Namun yang Caramel ingat sekarang adalah Blu dan ibunya. Mereka adalah pelanggan pertama Caramel di hari yang sama dengan meninggalnya Ayah. Bagaimana mungkin ia melupakan wajah-wajah itu?

Caramel ingat betul perbedaan ekspresi ibunya Blu saat di pagi hari ketika membeli roti tawar dan malam hari ketika dia terjebak di api dalam bank. Sungguh aneh melihat orang yang sama namun dengan raut wajah yang begitu berbanding terbalik. Sama seperti Caramel; pagi itu saat mengetahui ia berulang tahun, Caramel senang bukan main, begitu bahagia sampai ia merasa kalau dunia telah berada di sisinya dan mampu ia genggam, namun ketika mengetahui kejadian apa yang telah menimpa ayahnya, Caramel langsung terlempar keluar dari dunia fantasi yang sebelumnya telah ia raih, kembali ke kenyataan bahwa dunia tidaklah lebih dari tempat tinggal suram yang terkutuk.

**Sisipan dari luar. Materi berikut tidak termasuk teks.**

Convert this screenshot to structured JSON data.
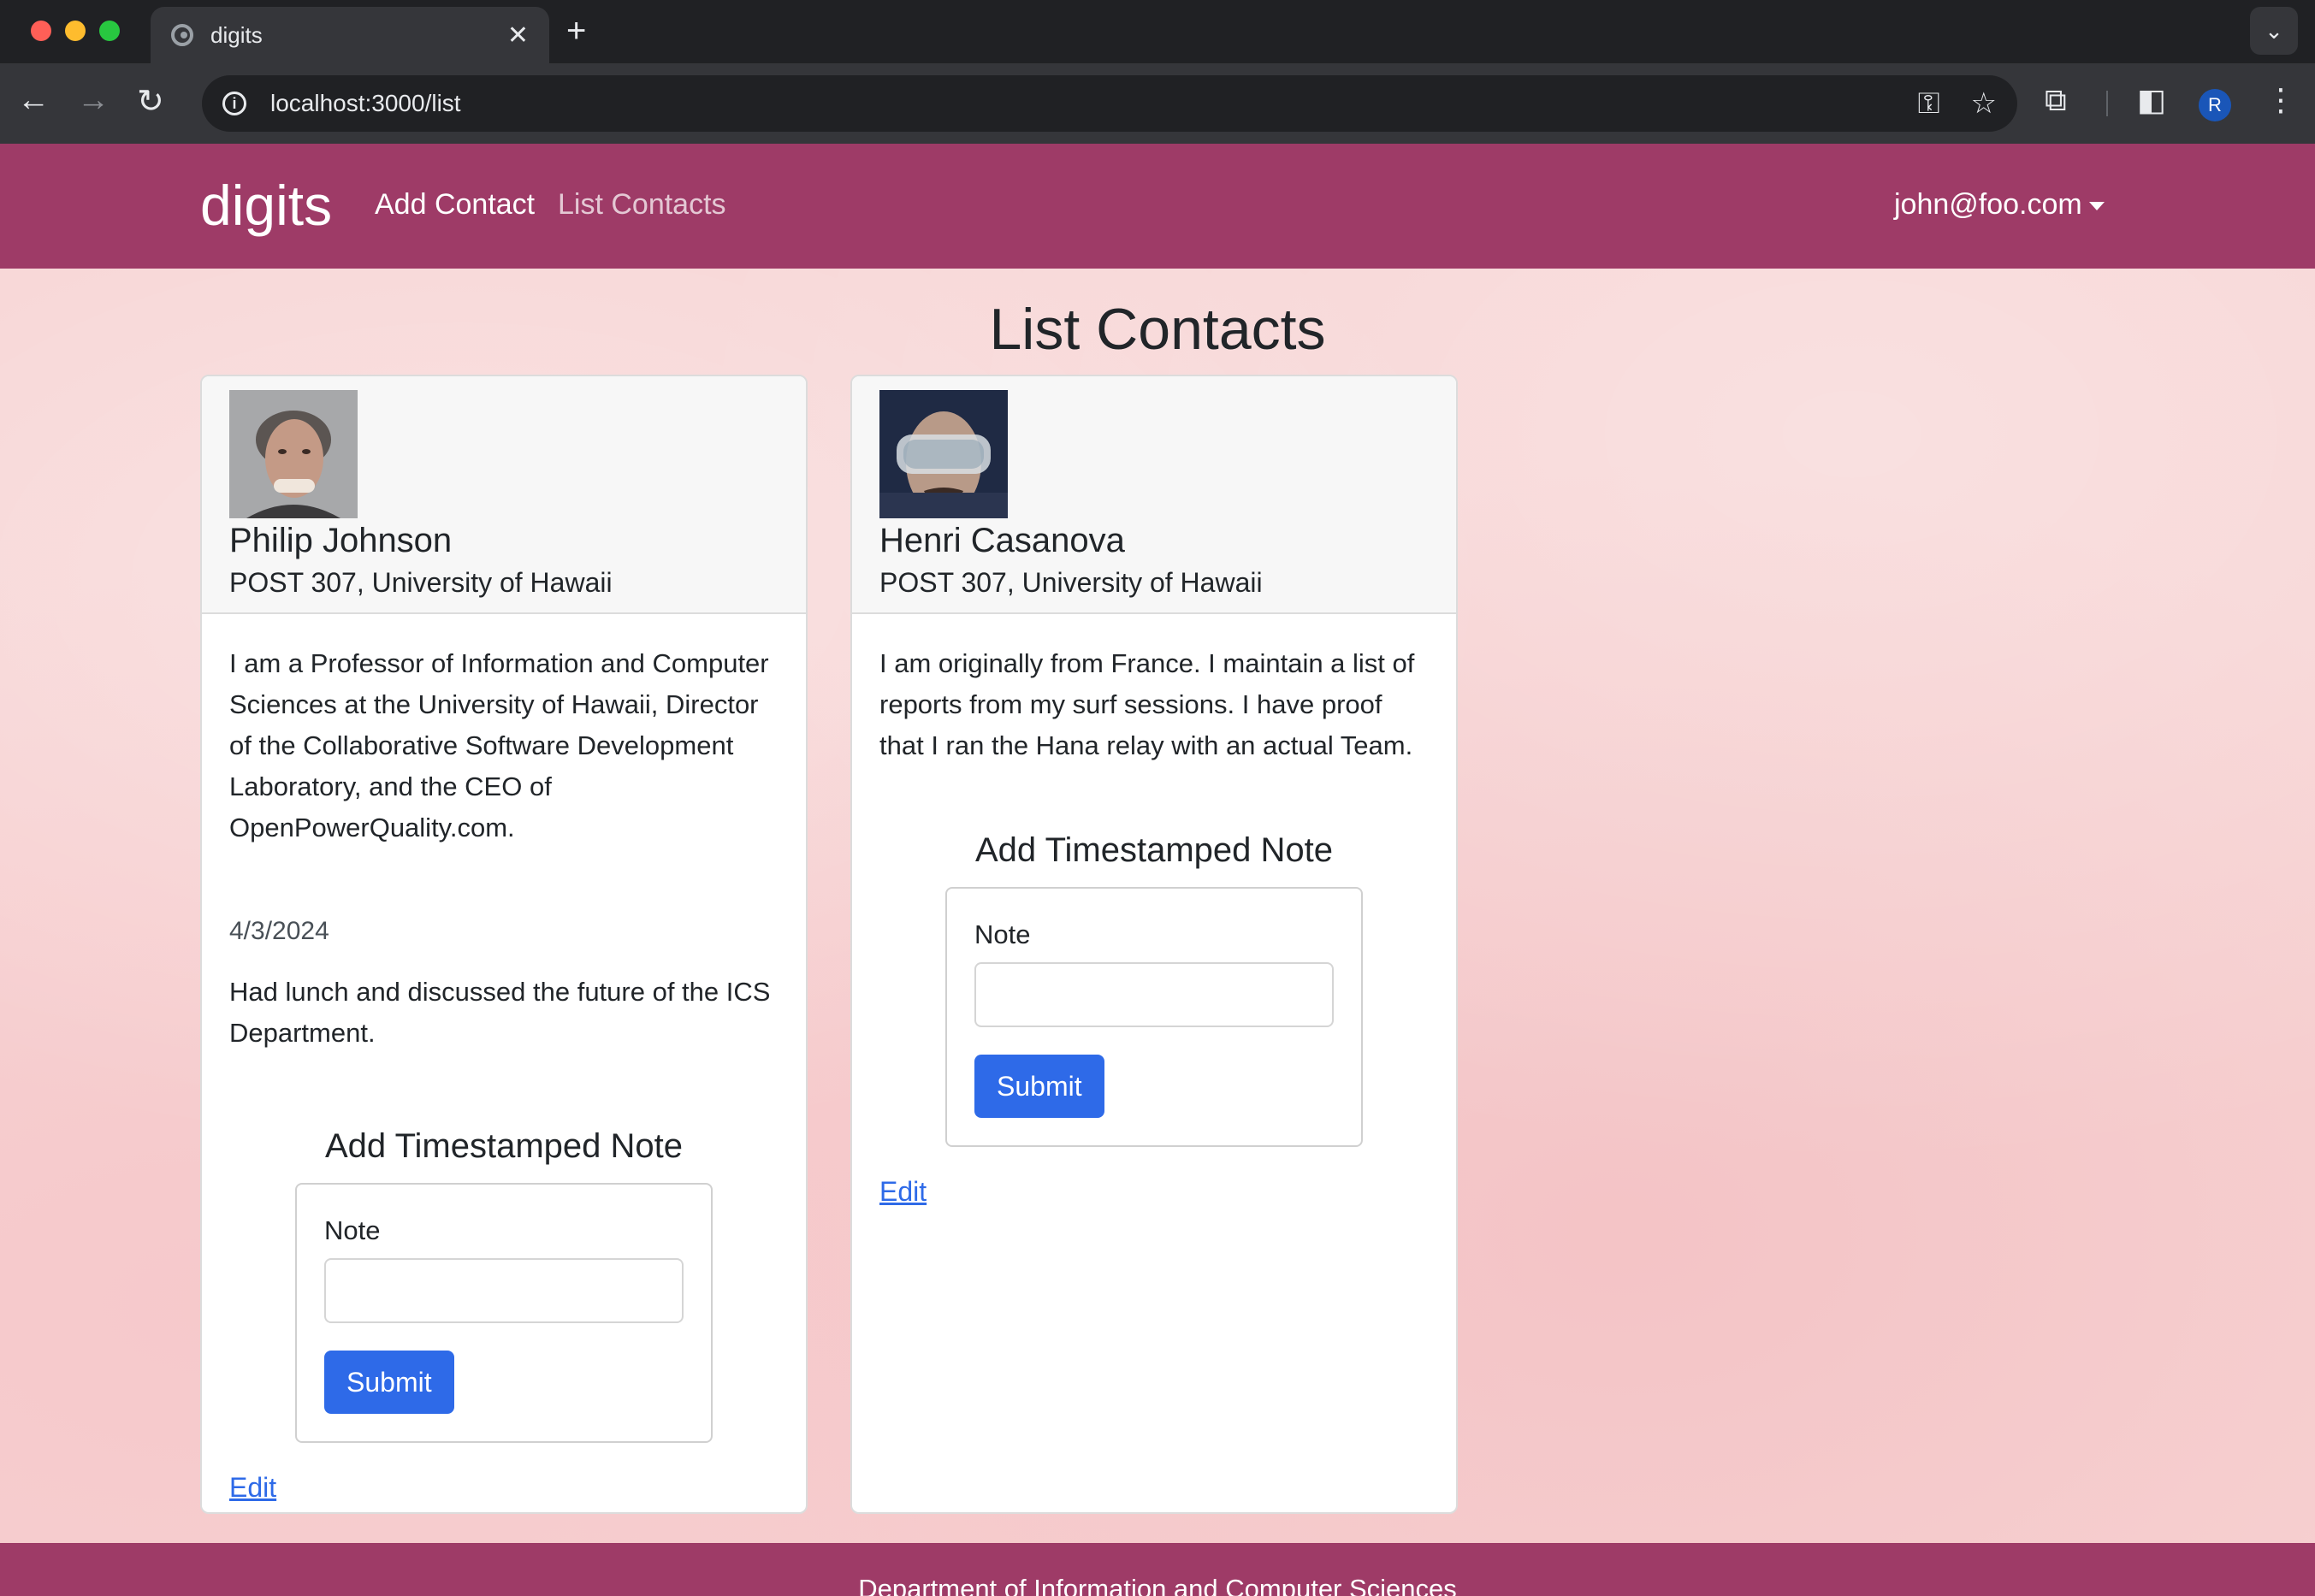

Namun kepergiannya ke Arcadia membuat Caramel sedikit membaik. Bertemu Nenek, Aveline, para hewan dan para peri menyadarkan Caramel bahwa masih ada tempat yang aman di sisi lain dunia. Bahwa mungkin melihat ke arah yang berbeda bukanlah ide yang buruk. Caramel hanya harus berhati-hati pada hal-hal aneh yang dapat terjadi di luar kendalinya. Seperti penglihatan masa depan milik Beatrix yang dilukis dan dibagikan agar orang-orang dapat melihatnya.